To send a message, lets say you've got a message called 'hello' with a string field called text.
Code:
auto hello_msg = create_packet<ccc::hello_pack>();
if(hello_msg != nullptr) {
    hello_msg->text = "Hello world!";
}
This hello world message is now queued up ready to send. The next call to coms.serialise() will send it.
 
Why not use nanopb?

I hadn't heard of nanopb!

Just reading the nanopb docs on github, it seems like it's basically the same thing. Some points of difference are C3 is C++ not C, which is just a personal preference thing really and C3 also has a NodeJS library, I'm not sure if nanopb has an equivalent.
But clearly nanopb has a lot more development effort behind it.
 
The cool thing is that nanopb is protobuffers. So I'll use nanopb on Teensy 3.6, regular protobuf on a BeagleBone Black or a desktop (which can transpile to C++ code, Node.js, Rust, etc). It all works together. You can also setup your build system so the .proto file becomes a target and is rebuilt if it changes into whatever language source code you need (C, C++, JS, etc).

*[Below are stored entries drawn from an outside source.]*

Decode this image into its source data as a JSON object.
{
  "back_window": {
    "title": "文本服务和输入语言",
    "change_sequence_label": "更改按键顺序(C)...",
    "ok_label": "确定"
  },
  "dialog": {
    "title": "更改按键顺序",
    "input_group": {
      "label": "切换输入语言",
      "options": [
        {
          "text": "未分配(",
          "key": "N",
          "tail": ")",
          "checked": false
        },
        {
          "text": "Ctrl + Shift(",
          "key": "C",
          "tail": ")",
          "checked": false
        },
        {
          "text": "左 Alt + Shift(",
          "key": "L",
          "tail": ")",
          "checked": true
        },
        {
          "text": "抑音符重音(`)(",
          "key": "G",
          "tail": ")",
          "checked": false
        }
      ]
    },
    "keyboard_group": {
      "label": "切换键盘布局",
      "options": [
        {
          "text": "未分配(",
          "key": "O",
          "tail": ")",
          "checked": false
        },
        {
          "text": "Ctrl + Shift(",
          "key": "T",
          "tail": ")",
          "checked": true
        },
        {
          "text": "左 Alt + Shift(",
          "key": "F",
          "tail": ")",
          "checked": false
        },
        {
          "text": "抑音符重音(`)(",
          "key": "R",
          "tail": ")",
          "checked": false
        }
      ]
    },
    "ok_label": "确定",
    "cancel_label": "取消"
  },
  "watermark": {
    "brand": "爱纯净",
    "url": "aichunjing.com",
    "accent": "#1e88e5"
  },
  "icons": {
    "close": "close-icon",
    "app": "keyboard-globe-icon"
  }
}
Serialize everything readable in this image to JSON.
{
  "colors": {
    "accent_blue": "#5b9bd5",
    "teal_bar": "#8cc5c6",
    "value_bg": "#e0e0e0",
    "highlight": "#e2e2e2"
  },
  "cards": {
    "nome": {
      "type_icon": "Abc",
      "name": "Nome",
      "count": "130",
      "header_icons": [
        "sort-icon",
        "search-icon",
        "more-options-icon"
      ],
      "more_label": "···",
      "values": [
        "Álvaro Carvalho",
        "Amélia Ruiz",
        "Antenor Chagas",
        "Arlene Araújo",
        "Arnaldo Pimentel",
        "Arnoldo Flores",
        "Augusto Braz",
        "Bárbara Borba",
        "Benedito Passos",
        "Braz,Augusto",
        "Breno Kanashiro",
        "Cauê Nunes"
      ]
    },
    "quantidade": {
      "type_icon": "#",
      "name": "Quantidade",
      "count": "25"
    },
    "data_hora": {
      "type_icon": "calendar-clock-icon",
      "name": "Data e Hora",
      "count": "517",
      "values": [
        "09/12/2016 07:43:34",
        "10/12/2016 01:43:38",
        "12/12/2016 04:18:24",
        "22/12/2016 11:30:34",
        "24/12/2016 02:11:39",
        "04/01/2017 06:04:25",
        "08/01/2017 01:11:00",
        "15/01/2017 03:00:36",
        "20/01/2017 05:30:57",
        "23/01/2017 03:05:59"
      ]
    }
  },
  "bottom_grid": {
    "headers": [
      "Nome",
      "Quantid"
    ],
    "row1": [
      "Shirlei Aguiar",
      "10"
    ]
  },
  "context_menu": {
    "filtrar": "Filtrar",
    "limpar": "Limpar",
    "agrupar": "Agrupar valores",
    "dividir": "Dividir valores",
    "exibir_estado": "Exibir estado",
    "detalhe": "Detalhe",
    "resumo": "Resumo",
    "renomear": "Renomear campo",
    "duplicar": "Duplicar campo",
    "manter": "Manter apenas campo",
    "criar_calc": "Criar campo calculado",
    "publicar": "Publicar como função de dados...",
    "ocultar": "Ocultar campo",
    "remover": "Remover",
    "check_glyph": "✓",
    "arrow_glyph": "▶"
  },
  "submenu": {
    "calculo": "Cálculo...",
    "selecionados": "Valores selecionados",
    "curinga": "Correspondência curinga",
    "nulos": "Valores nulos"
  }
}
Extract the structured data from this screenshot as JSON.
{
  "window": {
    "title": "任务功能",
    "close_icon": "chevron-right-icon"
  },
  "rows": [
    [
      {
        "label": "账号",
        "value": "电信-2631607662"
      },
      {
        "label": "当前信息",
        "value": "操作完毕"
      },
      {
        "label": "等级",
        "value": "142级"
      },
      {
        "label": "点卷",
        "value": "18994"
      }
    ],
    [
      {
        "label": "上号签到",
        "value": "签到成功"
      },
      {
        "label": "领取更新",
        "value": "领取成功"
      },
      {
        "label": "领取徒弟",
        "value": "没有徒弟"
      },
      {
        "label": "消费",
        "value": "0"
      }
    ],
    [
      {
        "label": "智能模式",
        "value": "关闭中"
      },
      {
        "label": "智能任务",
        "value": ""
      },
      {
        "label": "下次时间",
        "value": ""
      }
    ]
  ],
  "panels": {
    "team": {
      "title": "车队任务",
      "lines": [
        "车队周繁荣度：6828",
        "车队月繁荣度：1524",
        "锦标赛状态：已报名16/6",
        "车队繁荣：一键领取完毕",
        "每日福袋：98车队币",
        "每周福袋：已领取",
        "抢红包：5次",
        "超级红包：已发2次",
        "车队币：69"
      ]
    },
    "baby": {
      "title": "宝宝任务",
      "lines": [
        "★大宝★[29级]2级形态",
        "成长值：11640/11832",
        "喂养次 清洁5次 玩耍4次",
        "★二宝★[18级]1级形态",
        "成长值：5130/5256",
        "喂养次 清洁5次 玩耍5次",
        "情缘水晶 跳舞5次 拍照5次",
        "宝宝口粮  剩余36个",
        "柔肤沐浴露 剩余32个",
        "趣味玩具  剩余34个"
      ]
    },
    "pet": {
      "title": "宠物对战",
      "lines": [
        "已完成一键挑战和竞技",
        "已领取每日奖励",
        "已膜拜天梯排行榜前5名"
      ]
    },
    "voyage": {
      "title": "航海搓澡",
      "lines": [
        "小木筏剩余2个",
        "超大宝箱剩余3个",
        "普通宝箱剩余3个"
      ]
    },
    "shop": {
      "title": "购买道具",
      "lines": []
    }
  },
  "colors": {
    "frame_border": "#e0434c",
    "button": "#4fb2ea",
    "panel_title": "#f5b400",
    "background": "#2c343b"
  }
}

There are other cool benefits, like protobuf transpiled to C++ enables a lot of self reflection and the proto3 syntax gives tools to automatically convert protobuf binary messages to and from Json messages or files.

I definitely like having more options, which is why I'm excited to try your library when I get a chance. Nanopb would be worth checking out and seeing how it works, it might give you some ideas as well.

FWIW, I've also tried flatbuffers, but I found the decode / encode performance to not be better than protobuf and they took up much more space on the wire (protobuf does some neat things to compress message sizes).